An interesting example of this is in political scientist Judith Chubb’s Patronage, Power, and Poverty in Southern Italy: A Tale of Two Cities. Chubb’s book is a wonderful analysis of how the patronage machine of the Italian Christian Democratic Party functioned. It provides powerful examples of how the party bought votes and how they made sure that people voted as they agreed. For instance, prior to an election a person would be given a left shoe and told how to vote. If they went through with the agreement after the election, then they got the right shoe. The genius of the whole thing was of course that, to both the voter and the party, one shoe was useless without the other, thus helping to cement the deal on both sides. 

Chubb’s analysis also explains how this system could function in a democracy even with a large number of voters. One reason was that though giving patronage employment was expensive, it didn’t just give the Christian Democrats one vote for each job, but the vote of the whole extended family connected to the employed person. By having a relative employed, these people got preferential access to many scarce resources, for example public healthcare. Such access didn’t cost anything (they just got ahead of other people in the queue), but it was very effective in ensuring political support.

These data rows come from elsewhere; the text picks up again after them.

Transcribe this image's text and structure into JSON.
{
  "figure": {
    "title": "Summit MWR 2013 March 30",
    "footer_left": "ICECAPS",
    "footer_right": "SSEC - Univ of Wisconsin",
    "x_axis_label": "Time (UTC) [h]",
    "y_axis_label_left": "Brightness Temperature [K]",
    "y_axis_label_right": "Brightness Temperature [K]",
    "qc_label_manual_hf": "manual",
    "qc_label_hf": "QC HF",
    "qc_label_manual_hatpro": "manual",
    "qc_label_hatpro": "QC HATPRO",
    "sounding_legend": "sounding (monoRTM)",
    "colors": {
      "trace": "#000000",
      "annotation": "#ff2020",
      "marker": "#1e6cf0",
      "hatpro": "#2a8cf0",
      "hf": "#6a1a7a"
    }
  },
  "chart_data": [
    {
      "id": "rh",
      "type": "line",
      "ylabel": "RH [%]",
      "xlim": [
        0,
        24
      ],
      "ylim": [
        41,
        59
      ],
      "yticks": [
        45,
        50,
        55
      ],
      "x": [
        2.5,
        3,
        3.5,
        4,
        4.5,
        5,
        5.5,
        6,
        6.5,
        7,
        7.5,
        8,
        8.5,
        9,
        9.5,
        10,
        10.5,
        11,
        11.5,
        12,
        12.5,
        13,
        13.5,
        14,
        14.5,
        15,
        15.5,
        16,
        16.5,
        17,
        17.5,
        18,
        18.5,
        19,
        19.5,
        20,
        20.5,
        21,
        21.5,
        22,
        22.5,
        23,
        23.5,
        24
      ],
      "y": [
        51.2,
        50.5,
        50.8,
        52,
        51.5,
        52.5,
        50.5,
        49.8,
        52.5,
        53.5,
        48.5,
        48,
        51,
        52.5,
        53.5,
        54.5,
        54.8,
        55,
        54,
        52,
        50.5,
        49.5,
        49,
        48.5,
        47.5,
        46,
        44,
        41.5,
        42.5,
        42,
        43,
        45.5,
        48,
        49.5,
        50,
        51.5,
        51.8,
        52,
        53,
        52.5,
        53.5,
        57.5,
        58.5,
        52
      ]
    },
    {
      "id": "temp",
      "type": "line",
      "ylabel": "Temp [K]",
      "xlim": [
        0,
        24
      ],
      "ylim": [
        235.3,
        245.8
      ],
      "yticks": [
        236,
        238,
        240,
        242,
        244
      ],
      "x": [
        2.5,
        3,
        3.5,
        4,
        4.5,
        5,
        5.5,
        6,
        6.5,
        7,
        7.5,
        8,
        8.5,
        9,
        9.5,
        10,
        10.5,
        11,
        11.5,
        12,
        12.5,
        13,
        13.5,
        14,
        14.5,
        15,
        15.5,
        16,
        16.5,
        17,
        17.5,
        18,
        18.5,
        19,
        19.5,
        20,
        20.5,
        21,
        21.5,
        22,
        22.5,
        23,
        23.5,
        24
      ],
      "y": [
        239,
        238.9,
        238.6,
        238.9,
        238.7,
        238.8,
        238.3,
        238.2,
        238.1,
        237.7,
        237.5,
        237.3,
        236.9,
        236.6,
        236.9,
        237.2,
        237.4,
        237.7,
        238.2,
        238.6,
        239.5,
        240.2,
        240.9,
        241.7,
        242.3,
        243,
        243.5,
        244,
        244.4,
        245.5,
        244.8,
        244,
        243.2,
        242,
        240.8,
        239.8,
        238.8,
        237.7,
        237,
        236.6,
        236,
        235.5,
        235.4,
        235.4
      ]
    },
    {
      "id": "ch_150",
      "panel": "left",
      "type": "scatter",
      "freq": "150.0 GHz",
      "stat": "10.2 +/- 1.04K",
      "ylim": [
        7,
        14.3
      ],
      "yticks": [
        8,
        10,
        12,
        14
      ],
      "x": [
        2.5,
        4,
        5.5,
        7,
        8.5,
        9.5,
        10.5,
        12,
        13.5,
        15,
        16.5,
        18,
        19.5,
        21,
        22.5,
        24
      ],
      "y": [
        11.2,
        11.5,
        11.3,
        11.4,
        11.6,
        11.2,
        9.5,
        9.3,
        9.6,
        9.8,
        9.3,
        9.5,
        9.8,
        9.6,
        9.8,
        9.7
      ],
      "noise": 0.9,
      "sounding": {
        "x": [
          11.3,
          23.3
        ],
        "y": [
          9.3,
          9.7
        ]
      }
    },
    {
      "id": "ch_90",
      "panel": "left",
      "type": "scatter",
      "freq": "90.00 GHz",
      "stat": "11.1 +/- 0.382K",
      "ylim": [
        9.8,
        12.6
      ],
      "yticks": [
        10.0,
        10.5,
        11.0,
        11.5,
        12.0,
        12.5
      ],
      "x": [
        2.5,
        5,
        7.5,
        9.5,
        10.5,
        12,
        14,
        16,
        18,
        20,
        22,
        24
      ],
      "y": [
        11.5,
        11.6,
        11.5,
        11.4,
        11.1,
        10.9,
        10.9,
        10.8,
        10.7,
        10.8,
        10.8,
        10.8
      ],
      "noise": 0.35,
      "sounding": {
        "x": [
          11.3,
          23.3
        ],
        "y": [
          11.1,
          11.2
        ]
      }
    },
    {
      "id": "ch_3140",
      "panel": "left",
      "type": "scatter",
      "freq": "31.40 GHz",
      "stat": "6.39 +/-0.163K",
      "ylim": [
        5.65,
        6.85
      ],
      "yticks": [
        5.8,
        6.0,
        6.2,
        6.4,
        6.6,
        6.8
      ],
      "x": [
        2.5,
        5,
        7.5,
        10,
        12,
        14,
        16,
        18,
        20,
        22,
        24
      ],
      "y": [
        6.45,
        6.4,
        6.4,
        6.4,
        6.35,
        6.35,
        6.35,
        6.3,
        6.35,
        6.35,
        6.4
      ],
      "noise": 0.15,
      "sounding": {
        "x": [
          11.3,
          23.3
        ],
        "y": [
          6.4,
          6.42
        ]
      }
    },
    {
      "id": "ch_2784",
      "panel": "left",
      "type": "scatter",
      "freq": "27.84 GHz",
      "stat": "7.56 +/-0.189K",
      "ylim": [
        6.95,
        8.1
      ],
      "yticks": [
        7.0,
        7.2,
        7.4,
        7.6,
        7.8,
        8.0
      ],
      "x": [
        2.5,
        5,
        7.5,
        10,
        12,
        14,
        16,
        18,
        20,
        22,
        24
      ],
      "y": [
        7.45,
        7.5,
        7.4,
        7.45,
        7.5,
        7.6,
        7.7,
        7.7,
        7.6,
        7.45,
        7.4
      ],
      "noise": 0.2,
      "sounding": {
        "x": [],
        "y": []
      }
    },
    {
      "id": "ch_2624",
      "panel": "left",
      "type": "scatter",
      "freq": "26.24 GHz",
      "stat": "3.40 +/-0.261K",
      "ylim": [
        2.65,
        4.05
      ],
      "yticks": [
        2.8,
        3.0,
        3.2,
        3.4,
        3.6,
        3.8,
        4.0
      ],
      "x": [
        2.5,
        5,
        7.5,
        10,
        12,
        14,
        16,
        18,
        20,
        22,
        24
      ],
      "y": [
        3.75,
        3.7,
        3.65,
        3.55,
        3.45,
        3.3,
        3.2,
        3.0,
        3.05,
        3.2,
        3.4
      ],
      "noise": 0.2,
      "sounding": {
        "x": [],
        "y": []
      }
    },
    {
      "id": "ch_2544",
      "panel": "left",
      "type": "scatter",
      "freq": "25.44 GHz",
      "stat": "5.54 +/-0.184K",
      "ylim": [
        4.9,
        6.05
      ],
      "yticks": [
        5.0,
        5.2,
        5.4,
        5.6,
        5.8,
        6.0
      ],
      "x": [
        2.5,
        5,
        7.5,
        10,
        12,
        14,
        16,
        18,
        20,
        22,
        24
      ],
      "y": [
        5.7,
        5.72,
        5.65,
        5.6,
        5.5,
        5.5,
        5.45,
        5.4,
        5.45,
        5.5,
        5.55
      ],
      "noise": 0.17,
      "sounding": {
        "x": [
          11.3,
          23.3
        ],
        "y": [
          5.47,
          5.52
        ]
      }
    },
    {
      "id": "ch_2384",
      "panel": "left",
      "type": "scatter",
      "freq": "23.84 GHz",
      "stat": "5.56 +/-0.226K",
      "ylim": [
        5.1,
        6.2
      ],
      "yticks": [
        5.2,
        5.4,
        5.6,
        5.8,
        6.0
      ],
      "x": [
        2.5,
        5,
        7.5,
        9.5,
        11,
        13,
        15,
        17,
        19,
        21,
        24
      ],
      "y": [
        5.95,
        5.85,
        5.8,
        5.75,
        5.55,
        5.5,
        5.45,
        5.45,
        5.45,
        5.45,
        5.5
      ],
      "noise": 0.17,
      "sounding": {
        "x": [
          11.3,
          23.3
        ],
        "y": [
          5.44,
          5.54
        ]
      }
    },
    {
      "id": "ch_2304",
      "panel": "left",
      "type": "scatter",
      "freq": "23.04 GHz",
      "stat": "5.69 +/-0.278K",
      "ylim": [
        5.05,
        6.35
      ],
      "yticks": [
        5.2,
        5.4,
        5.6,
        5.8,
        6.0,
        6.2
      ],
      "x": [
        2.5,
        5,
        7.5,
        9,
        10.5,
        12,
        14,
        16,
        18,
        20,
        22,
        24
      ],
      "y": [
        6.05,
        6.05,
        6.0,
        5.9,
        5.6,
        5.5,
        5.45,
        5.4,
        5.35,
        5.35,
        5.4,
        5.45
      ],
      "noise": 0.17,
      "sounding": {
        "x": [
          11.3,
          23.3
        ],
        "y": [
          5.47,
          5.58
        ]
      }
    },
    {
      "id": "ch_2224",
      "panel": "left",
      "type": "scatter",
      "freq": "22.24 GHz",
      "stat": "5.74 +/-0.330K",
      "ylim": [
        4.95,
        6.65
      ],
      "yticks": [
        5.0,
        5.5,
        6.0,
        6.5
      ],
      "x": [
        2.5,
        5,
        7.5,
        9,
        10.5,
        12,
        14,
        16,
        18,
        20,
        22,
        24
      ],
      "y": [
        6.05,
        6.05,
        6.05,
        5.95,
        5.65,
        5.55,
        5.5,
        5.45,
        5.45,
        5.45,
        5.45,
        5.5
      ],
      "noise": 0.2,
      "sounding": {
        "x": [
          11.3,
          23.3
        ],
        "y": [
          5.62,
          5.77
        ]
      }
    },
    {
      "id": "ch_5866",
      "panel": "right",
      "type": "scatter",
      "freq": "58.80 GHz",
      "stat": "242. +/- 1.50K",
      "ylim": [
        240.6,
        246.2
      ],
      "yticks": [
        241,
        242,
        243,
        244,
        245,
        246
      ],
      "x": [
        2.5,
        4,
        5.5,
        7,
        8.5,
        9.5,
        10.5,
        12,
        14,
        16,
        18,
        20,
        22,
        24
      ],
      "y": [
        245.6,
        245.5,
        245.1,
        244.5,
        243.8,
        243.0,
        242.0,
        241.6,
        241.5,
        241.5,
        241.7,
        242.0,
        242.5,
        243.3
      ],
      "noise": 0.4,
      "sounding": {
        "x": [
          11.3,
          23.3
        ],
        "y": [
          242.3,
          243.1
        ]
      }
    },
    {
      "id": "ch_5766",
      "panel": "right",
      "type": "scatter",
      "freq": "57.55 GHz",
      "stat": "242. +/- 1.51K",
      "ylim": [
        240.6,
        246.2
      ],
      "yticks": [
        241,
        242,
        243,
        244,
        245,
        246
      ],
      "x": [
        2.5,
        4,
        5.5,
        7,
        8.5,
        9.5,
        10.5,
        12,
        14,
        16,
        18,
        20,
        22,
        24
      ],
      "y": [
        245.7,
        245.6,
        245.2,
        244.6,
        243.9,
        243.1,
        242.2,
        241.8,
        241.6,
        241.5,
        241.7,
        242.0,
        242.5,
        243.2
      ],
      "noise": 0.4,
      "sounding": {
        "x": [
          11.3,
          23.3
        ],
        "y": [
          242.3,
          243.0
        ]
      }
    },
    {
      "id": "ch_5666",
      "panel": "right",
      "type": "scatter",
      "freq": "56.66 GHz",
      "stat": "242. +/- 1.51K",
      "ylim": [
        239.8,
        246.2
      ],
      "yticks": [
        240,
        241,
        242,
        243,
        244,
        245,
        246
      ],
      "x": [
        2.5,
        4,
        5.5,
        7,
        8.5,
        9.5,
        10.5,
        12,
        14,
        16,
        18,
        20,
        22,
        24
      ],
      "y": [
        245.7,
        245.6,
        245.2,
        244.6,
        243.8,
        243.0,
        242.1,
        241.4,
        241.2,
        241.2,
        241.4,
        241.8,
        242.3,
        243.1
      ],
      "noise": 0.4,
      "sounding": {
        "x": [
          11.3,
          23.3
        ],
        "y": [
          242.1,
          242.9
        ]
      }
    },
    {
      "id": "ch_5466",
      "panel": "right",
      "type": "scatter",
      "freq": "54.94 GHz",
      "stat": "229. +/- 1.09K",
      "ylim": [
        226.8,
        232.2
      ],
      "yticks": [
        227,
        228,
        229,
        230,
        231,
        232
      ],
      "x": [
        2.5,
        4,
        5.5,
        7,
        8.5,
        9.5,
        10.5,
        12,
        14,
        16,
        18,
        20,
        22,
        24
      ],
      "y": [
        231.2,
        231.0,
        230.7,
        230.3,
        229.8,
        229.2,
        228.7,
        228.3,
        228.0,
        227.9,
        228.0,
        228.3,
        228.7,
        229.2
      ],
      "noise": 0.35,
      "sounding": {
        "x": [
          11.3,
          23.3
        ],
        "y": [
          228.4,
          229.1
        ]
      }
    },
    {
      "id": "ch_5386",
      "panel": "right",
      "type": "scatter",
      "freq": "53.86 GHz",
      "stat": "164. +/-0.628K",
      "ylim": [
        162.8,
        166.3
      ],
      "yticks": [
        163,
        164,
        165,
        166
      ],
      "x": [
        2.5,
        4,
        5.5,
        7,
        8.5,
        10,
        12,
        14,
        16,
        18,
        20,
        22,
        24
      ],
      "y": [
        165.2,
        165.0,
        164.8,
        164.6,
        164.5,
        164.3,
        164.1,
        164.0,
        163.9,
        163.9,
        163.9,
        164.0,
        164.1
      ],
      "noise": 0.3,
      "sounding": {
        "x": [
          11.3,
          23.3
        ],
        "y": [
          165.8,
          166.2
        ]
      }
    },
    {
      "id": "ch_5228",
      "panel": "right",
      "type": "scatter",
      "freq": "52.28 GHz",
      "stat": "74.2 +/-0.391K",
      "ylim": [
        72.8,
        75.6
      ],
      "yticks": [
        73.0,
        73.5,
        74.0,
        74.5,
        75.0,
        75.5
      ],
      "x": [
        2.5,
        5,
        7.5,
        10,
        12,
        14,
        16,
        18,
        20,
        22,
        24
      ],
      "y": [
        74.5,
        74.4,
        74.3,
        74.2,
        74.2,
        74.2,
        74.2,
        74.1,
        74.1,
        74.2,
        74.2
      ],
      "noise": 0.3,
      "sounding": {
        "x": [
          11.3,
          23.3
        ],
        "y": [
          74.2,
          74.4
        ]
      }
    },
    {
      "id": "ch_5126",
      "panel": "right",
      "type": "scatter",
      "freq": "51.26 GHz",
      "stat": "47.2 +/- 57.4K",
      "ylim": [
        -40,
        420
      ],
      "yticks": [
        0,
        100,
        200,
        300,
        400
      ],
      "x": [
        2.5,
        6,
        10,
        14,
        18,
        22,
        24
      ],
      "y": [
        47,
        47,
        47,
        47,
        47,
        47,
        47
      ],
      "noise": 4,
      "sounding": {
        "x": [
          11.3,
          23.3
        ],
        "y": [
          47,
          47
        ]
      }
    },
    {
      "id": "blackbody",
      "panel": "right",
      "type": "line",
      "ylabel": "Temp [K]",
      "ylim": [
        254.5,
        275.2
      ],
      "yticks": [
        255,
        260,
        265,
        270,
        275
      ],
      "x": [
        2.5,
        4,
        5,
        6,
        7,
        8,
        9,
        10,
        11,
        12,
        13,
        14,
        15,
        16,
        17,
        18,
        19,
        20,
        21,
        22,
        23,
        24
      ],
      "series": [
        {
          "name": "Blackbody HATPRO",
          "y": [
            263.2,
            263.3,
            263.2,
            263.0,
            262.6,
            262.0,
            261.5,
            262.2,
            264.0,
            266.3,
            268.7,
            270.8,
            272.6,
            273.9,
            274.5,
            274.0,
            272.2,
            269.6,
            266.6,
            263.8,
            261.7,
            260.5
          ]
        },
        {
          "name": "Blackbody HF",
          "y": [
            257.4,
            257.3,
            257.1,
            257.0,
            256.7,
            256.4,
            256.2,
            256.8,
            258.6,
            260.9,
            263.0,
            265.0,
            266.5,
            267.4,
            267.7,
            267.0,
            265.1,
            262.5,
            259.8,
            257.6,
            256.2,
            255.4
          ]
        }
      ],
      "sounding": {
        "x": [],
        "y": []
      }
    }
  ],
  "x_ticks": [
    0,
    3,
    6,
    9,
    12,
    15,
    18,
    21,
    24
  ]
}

Chubb’s book is split into two parts. The first shows this machine at work at full effectiveness in Palermo. The second part, more relevant to this post, shows how it crumbled in Naples in the 1970s. After the discussion of Palermo, it is quite a shock that this complex and very effective patronage machinery, which seemed to have every angle covered, just collapsed. How did it happen?

What Chubb shows is how important simple economic opportunities can be. In Naples, a regional development policy emanating from Rome led to the construction of car factories. These created new jobs which were relatively well paid, reducing dependence on patronage. Possibly also important, the car factories were taken over by northern communist trade unions. The combination of high paid jobs and unions was a double whammy for the Christian Democrats. The unions ended their control of appointments in the car factories while the higher wages meant that people were not so ready to sell their vote (or at least according to Dixit and Londregan’s logic which we just discussed) would have demanded a higher price, making this strategy more expensive and less feasible for the Christian Democrats). The result was a significant loosening of their grip on local politics, and in 1975 they fell from power.